An ethical issue that parents and clinicians have to deal with now is when to treat and when not to treat. For older type I SMA patients, who are already on permanent ventilation, treatment may prolong survival, but it is currently unknown how much improvement in muscle function will occur. This is a very difficult and emotional decision to make by those involved, but one that hopefully will not exist in the future if SMA patients are treated from an early age.

Finally, more drugs are in development for SMA, with the gene therapy approach from AVEXIS for type I SMA having received breakthrough designation by FDA. This approach involves an adeno-associated viral vector 9 containing the SMN1 cDNA (AVXS-101) and is being evaluated in an open-label phase 1 trial in 15 type I SMA infants. Patients have received a single intravenous dose of AVXX-101, at a low (n = 3) or high (n = 12) dose. For the higher dose group, results are encouraging, with 8/12 patients achieving the ability to sit independently and 2/10 patients able to walk independently. The advantage of this approach is that in theory it requires a single, intravenous treatment.

However, thus far, the approach has only been tested in a very small group of patients, and it is not yet known how long the beneficial effects will persist. It is also unclear whether the current trial results will be sufficient for drug approval. At the same time, obtaining more information in clinical trials will be challenging for AVEXIS and also other companies working in the SMA field. Now that nusinersen is approved, it is unethical to perform placebo-controlled trials. Even doing head to head comparisons between nusinersen and investigational drugs is questionable, because it is highly unlikely that parents would willingly participate in a trial, and accept the possibility that their child will receive an investigational drug with unconfirmed therapeutic potency, rather than nusinersen.

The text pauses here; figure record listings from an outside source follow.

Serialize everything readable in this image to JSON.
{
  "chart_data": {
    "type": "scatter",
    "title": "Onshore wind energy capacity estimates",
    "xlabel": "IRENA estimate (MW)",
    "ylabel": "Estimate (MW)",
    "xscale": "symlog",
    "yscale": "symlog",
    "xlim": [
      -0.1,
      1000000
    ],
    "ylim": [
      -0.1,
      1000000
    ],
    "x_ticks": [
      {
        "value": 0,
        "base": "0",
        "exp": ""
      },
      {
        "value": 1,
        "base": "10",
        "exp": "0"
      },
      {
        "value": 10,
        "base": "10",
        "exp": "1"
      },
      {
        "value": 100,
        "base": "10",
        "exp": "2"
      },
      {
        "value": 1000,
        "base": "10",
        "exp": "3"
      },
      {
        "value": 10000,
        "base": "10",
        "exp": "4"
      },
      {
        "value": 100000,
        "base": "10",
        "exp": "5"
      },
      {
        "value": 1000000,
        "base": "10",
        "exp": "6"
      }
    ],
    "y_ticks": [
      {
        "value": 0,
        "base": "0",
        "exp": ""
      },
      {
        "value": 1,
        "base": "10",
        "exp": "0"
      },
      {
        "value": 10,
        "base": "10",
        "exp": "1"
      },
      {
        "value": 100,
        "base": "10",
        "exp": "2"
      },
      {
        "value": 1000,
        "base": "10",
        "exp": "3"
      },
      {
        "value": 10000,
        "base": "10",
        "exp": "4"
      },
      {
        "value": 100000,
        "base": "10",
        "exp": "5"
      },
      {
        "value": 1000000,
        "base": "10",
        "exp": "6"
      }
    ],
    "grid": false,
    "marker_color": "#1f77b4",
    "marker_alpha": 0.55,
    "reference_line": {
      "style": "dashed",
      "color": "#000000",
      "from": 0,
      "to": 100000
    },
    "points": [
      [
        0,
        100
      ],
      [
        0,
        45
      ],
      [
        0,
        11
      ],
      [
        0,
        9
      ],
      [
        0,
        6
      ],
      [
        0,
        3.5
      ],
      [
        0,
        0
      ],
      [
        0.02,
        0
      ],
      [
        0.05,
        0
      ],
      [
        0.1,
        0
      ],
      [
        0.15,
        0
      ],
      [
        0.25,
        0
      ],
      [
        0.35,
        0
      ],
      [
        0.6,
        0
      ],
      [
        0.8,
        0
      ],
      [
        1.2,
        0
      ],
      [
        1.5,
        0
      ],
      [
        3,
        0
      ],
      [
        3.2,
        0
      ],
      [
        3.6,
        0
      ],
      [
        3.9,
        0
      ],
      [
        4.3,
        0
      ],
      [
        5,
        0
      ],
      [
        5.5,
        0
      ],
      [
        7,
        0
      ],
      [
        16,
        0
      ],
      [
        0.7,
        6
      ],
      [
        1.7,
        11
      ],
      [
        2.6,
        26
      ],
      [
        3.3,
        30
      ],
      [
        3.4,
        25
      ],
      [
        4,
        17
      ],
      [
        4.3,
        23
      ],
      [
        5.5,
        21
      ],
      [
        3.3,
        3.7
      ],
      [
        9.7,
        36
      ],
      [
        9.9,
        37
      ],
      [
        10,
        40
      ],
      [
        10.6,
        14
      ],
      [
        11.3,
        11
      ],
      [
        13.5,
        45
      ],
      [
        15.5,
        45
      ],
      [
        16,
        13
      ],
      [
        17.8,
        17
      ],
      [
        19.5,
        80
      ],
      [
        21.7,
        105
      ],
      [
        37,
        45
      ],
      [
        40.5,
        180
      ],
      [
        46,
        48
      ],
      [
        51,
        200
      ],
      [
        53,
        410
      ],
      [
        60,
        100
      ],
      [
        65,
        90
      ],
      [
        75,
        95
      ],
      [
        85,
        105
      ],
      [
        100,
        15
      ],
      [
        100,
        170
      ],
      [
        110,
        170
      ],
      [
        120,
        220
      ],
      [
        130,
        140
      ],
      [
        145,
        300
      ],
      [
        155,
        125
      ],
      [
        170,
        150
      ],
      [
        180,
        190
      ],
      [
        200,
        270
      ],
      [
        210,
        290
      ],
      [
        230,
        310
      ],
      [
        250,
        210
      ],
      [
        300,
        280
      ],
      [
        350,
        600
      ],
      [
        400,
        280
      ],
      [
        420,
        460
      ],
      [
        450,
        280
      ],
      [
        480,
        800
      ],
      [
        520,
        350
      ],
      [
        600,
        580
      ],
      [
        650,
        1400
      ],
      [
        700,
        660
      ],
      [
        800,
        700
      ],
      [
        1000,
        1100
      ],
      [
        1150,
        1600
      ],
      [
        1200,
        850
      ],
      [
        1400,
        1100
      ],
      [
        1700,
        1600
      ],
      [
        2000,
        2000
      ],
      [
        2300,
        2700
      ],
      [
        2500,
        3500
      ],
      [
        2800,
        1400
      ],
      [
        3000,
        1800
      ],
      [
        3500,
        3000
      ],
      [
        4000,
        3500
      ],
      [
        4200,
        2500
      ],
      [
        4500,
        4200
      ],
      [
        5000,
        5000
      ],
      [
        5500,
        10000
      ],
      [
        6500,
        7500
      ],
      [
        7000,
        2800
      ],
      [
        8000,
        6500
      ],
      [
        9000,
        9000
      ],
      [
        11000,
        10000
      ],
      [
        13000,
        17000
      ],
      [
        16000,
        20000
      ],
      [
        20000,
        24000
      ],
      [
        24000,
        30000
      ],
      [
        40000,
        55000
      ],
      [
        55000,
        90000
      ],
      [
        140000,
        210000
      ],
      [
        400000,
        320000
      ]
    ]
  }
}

As such, an add-on approach would probably be most realistic, where both arms receive nusinersen and one arm also receives the trial drug. This has of course practical implications if both drugs have the same mechanism of action. However, for a disease as fatal and debilitating as SMA, the fact that it is difficult to study new drugs because the current drug appears to be working well, is of course a good problem to have.